We live in a zoom world, one we never imagined, and one for which we will never be prepared. But it is our life now, friends and family reduced to pixels, voices disembodied. They tell us this is the new normal, although what is normal about it is beyond logic and comprehension. We believe deeply that we are interconnected, curse when that connection is dropped by our technology. We cannot survive without our electrons and pixels, for that is where people exist. Every man is an island now, isolation is a perpetual state. And, hey, we should get together soon. I’ll send a meeting number and password.
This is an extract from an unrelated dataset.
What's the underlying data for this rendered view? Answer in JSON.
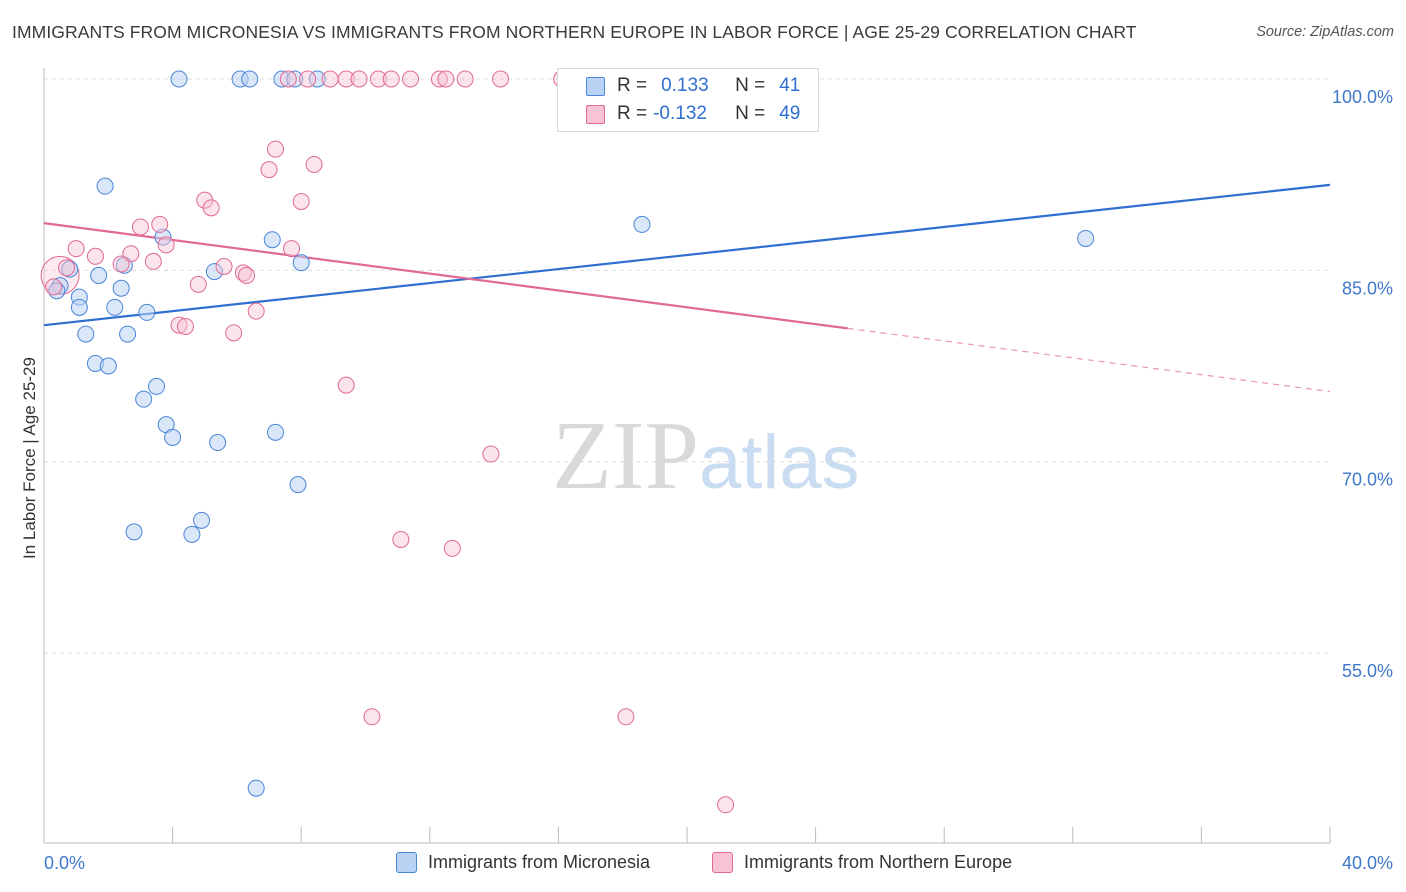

He is worried, he says that we will be leaving on a full moon. I remind him that he leaves in two weeks, that this morning’s half-moon will be gone then replaced by its now absent other half. He says it should be full if it’s half now and half a month passes. His statements seem logical enough But the moon and stars have their own logic and don’t care what we think, that’s why I say, Luna never turns her back on us so she’s always half unseen, and she and the stars are willing to remind us they were all gods and goddesses once and could go back to that with very little warning.
She says the shortest distance between two points is a straight line. He doesn’t have the heart to tell her That on a cosmic scale space is curved and no one wants the short straw anyway. She can, of course, read him, a skill she knows is reserved for women and is one of frustration to men. She laughs, and adds as if an afterthought there is a wormhole in the neighborhood. He has no idea what to make of her, and this is how she wants it for she and he both know so very well that the shortest distance between the male and female mind is a leap of logic only the most daring would attempt.